Tudor Dumitras is an Assistant Professor in the Electrical & Computer Engineering Department at the University of Maryland, College Park. His research focuses on Big Data approaches to problems in system security and dependability. In his previous role at Symantec Research Labs he built the Worldwide Intelligence Network Environment (WINE) - a platform for experimenting with Big Data techniques. He received an Honorable Mention in the NSA competition for the Best Scientific Cybersecurity Paper of 2012. He also received the 2011 A. G. Jordan Award from the ECE Department at Carnegie Mellon University, the 2009 John Vlissides Award from ACM SIGPLAN, and the Best Paper Award at ASP-DAC'03. Tudor holds a Ph.D. degree from Carnegie Mellon University.
Over the past decade, language-based security mechanisms—such as type systems, model checkers, symbolic executors, and other program analyses—have been successfully used to uncover or prevent many important (exploitable) software vulnerabilities, such as buffer overruns, side channels, unchecked inputs (leading to code injection), and race conditions, among others. But despite significant advances, current work makes two unrealistic assumptions: (1) the analyzed code comprises a complete program (as opposed to a framework or set of components), and (2) the software is written in a single programming language. These assumptions ignore the reality of modern software, which is composed of large sets of interacting components constructed in several programming languages that provide varying degrees of assurance that the components are well-behaved. In this project, we aim to address these limitations by developing new static-analysis techniques based on software contracts, which provide a way to extend the analysis of components to reason about security of an entire heterogeneous system.

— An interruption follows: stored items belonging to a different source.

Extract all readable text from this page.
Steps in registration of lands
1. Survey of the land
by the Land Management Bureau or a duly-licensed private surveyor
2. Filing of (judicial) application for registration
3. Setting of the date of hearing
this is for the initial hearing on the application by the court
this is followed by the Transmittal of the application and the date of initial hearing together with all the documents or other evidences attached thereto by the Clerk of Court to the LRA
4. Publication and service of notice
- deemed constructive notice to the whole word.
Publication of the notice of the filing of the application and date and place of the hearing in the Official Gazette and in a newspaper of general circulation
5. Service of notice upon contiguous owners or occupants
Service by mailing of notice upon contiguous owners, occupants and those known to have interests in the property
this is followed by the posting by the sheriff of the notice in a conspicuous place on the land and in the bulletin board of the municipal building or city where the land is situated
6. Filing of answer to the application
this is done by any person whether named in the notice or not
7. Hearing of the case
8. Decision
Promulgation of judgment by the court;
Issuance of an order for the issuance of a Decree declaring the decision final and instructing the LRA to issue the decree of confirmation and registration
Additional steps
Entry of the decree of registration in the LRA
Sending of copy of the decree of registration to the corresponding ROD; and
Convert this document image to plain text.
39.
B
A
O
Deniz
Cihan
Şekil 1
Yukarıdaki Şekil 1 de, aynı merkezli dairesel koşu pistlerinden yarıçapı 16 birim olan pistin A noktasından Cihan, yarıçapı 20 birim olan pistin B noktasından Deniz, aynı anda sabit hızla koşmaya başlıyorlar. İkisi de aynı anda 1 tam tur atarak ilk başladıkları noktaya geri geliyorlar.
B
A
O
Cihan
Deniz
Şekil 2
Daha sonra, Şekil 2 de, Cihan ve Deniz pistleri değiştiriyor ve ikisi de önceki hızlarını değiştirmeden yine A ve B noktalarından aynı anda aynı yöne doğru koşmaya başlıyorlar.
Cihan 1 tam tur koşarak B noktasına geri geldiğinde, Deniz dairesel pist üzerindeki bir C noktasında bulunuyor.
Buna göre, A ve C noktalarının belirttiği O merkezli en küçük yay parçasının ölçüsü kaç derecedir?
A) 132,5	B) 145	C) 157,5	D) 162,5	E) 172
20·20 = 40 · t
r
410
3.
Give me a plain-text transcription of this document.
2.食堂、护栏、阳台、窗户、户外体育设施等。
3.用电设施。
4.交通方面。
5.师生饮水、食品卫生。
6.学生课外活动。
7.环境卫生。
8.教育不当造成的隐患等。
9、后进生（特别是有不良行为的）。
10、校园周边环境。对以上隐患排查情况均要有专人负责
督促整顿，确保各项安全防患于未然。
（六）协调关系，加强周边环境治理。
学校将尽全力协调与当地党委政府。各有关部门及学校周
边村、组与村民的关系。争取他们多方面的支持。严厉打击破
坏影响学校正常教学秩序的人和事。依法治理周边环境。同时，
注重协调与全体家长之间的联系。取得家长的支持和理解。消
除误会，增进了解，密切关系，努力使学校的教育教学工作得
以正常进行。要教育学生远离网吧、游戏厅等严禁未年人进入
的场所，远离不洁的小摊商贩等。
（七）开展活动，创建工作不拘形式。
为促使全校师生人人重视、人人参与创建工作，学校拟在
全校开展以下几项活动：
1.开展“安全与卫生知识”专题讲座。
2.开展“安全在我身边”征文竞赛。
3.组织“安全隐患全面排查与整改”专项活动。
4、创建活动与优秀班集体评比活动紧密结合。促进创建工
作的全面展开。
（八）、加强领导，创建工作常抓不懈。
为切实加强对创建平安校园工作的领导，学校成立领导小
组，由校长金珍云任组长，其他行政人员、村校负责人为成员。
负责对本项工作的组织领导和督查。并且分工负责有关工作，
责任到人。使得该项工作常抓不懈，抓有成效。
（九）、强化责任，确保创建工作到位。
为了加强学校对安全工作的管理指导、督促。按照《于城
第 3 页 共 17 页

Hyperproperties [Clarkson and Schneider 2010] can express security policies, such as secure information flow and service level agreements, which the standard kinds of trace properties used in program verification cannot.
Our objective is to develop verification methodologies for hyperproperties.
We intend to apply those methodologies to the construction of secure systems from components with known security properties, thereby addressing the problem of compositional security.